O Reino dos Céus é o mais alto estado de consciência cósmica com Deus, é a vida eterna no seio imaterial nos Planos mentais de Deus, onde o ser consciencial passa a ser parte integrante desse estado feliz de Espírito puro como agente divino na Criação, desenvolvendo missões para a harmonia da vida universal no seio extrafísico da Natureza. Não é uma existência contemplativa em ociosidades; e sim, atividade plena como mensageiros de Deus, e estão livres das limitações da matéria, de espaço e tempo - vide "O Livro dos Espíritos/Allan Kardec, cap 1, ítens 112 e 113 e, "A Gênese/Allan Kardec" cap XI, itens 26, 27, 28
   É como se fosse uma promoção mental da natureza do espírito humano para integrar-se definitivamente ao seio natural dos Espíritos puros angelicais. Tudo nos reinos da Natureza segue um programa de evolução, e assim como a lagarta abandona o seu casulo e passa pela metamorfose, e se transforma em uma borboleta, da mesma maneira acontece no reino espiritual em todas as dimensões da vida inteligente, onde o espírito vai ascendendo no infinito celeste até que seu corpo espiritual (perispírito) resplandeça em irradiações da luz divina. Não se consegue esse estado de espírito em uma só encarnação planetária, por isso Jesus conscientizou a um Sacerdote da lei: "necessário vos é nascer de novo."  

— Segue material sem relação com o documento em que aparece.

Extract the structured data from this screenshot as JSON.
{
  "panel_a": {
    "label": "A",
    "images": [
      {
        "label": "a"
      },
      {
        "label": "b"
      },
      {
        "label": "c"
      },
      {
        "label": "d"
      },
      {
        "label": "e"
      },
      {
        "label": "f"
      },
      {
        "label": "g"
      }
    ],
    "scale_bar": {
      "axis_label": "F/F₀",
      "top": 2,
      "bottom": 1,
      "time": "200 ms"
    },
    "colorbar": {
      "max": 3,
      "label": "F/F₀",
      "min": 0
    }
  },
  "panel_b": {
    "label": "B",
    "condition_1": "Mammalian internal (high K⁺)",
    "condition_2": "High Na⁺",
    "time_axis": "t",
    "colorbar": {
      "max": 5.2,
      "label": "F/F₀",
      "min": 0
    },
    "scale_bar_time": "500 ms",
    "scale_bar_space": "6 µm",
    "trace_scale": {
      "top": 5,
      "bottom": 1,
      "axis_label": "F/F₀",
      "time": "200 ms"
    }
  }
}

Participar dessa natureza no seio divino somente é possível quando a consciência espiritual tiver totalmente purificada na sua essência criadora. Não adianta, portanto, apenas almejar o reino de Deus com aparências exteriores (Lucas 17. 20-21), sem no intenso do íntimo buscar desenvolver o bem divino, as virtudes celestes no amago do ser. O Mestre deu a eficácia: “pela árvore se conhece os frutos. E árvores boas produzem bons frutos (Mateus 7. 16- 20)".

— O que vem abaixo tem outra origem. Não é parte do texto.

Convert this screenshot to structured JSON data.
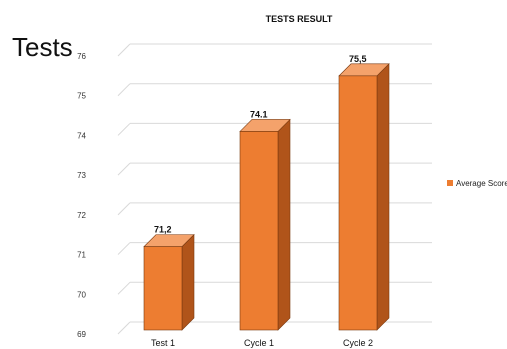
{
  "slide": {
    "heading": "Tests"
  },
  "chart_data": {
    "type": "bar",
    "title": "TESTS RESULT",
    "categories": [
      "Test 1",
      "Cycle 1",
      "Cycle 2"
    ],
    "series": [
      {
        "name": "Average Score",
        "values": [
          71.2,
          74.1,
          75.5
        ],
        "data_labels": [
          "71,2",
          "74.1",
          "75,5"
        ]
      }
    ],
    "ylim": [
      69,
      76
    ],
    "yticks": [
      69,
      70,
      71,
      72,
      73,
      74,
      75,
      76
    ],
    "grid": true,
    "legend_position": "right",
    "colors": {
      "bar_front": "#ED7D31",
      "bar_side": "#B0541A",
      "bar_top": "#F4A26B",
      "grid": "#D9D9D9"
    }
  }
}
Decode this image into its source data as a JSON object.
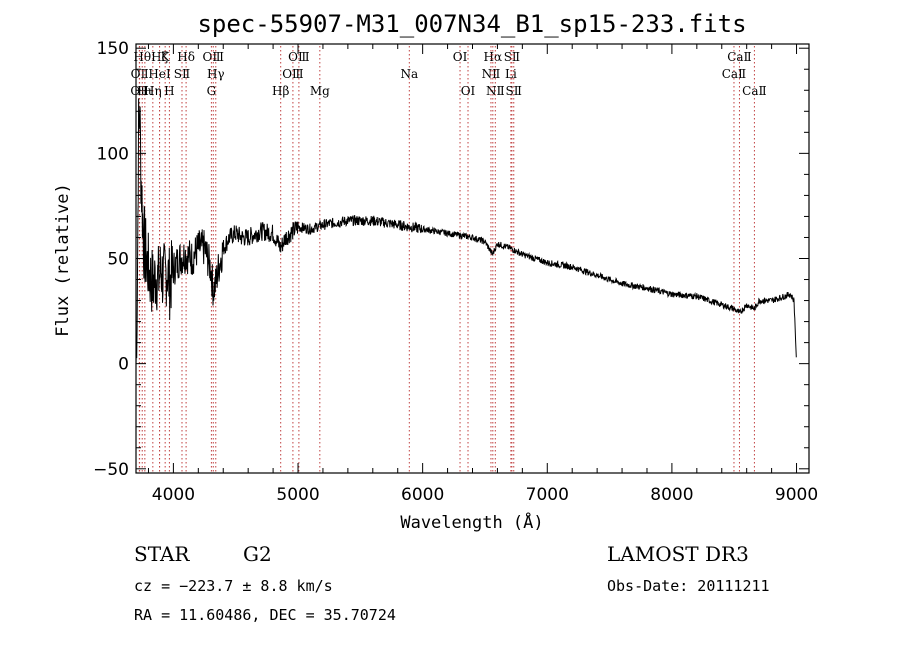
{
  "chart_data": {
    "type": "line",
    "title": "spec-55907-M31_007N34_B1_sp15-233.fits",
    "xlabel": "Wavelength (Å)",
    "ylabel": "Flux (relative)",
    "xlim": [
      3700,
      9100
    ],
    "ylim": [
      -52,
      152
    ],
    "xticks": [
      4000,
      5000,
      6000,
      7000,
      8000,
      9000
    ],
    "yticks": [
      -50,
      0,
      50,
      100,
      150
    ],
    "series": [
      {
        "name": "spectrum",
        "x": [
          3700,
          3710,
          3720,
          3730,
          3740,
          3760,
          3780,
          3800,
          3820,
          3840,
          3860,
          3880,
          3900,
          3920,
          3950,
          3970,
          4000,
          4050,
          4100,
          4150,
          4200,
          4250,
          4300,
          4320,
          4340,
          4360,
          4400,
          4450,
          4500,
          4550,
          4600,
          4700,
          4800,
          4860,
          4900,
          5000,
          5100,
          5200,
          5300,
          5400,
          5500,
          5600,
          5700,
          5800,
          5900,
          6000,
          6100,
          6200,
          6300,
          6400,
          6500,
          6560,
          6600,
          6700,
          6800,
          6900,
          7000,
          7200,
          7400,
          7600,
          7800,
          8000,
          8200,
          8400,
          8500,
          8542,
          8600,
          8662,
          8700,
          8800,
          8900,
          8950,
          8980,
          9000
        ],
        "values": [
          0,
          30,
          110,
          120,
          90,
          60,
          50,
          45,
          40,
          38,
          42,
          40,
          45,
          40,
          45,
          38,
          45,
          50,
          52,
          50,
          55,
          55,
          45,
          35,
          38,
          45,
          55,
          60,
          62,
          60,
          60,
          63,
          62,
          55,
          60,
          65,
          64,
          66,
          67,
          68,
          68,
          68,
          67,
          66,
          65,
          64,
          63,
          62,
          61,
          60,
          58,
          52,
          57,
          55,
          52,
          50,
          48,
          46,
          42,
          38,
          36,
          33,
          32,
          28,
          26,
          24,
          28,
          26,
          30,
          30,
          32,
          33,
          30,
          0
        ]
      }
    ],
    "line_markers": [
      {
        "label": "OⅡ",
        "x": 3727,
        "row": 3
      },
      {
        "label": "OⅡ",
        "x": 3729,
        "row": 2
      },
      {
        "label": "Hθ",
        "x": 3750,
        "row": 1
      },
      {
        "label": "Hη",
        "x": 3835,
        "row": 3
      },
      {
        "label": "Hι",
        "x": 3771,
        "row": 3
      },
      {
        "label": "Hζ",
        "x": 3889,
        "row": 1
      },
      {
        "label": "HeI",
        "x": 3889,
        "row": 2
      },
      {
        "label": "K",
        "x": 3934,
        "row": 1
      },
      {
        "label": "H",
        "x": 3968,
        "row": 3
      },
      {
        "label": "SⅡ",
        "x": 4069,
        "row": 2
      },
      {
        "label": "Hδ",
        "x": 4102,
        "row": 1
      },
      {
        "label": "OⅢ",
        "x": 4320,
        "row": 1
      },
      {
        "label": "G",
        "x": 4305,
        "row": 3
      },
      {
        "label": "Hγ",
        "x": 4340,
        "row": 2
      },
      {
        "label": "Hβ",
        "x": 4861,
        "row": 3
      },
      {
        "label": "OⅢ",
        "x": 4959,
        "row": 2
      },
      {
        "label": "OⅢ",
        "x": 5007,
        "row": 1
      },
      {
        "label": "Mg",
        "x": 5175,
        "row": 3
      },
      {
        "label": "Na",
        "x": 5893,
        "row": 2
      },
      {
        "label": "OⅠ",
        "x": 6300,
        "row": 1
      },
      {
        "label": "OⅠ",
        "x": 6364,
        "row": 3
      },
      {
        "label": "Hα",
        "x": 6563,
        "row": 1
      },
      {
        "label": "NⅡ",
        "x": 6548,
        "row": 2
      },
      {
        "label": "NⅡ",
        "x": 6583,
        "row": 3
      },
      {
        "label": "SⅡ",
        "x": 6716,
        "row": 1
      },
      {
        "label": "Li",
        "x": 6708,
        "row": 2
      },
      {
        "label": "SⅡ",
        "x": 6731,
        "row": 3
      },
      {
        "label": "CaⅡ",
        "x": 8542,
        "row": 1
      },
      {
        "label": "CaⅡ",
        "x": 8498,
        "row": 2
      },
      {
        "label": "CaⅡ",
        "x": 8662,
        "row": 3
      }
    ]
  },
  "info": {
    "class": "STAR",
    "subclass": "G2",
    "survey": "LAMOST DR3",
    "cz": "cz = −223.7 ± 8.8 km/s",
    "obs_date": "Obs-Date: 20111211",
    "coords": "RA =  11.60486, DEC =  35.70724"
  },
  "colors": {
    "spectrum": "#000000",
    "marker_line": "#c04040",
    "axis": "#000000"
  }
}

Deus é a essência no bem em todas as coisas, é o Pai das Luzes (Tiago 1. 17). E para estarmos integrados com o divino temos que interagir com o bem na ordem da criação (Mateus 5. 16).

E aqueles que não conseguirem na encarnação terrestre a condição espiritual para essa integração completa com o reino divino (estado de consciência espiritual), após adentrarem o Mundo espiritual, estarão por acaso definitivamente apartados de alcançar a glória do plano de Deus?
   Não, de maneira alguma, se Deus é amor infinito, esse mesmo amor dará outras oportunidades, num porvir a transcorrer, em outros renascimentos no plano material (reencarnações) a desenvolver nas crostas planetárias, àqueles que sentirem essa necessidade de interação eterna com o divino nos planos da consciência espiritual, pois é o próprio Jesus que assim definiu na sua missão salvadora não excluindo as Almas sofredoras do além, fez questão de levar também o conhecimento da sua palavra consoladora aos espíritos presos (em situações expiatórias), os quais foram rebeldes a Deus em gerações passadas anterior à vinda do Cristo ao planeta Terra - vide I Pedro 3. 18 a 20 e I Pedro 4. 6

Somente existe condenação sem remissão no meio dos egoístas - questão 171, de "O Livro dos Espíritos/Allan Kardec". Com o Reino de Deus, a consciência espiritual aprende a buscar e trabalhar a perfeição,  pois a Justiça Divina é educadora. E esse aperfeiçoamento intelectual e moral se concretiza através de muitos aprendizados.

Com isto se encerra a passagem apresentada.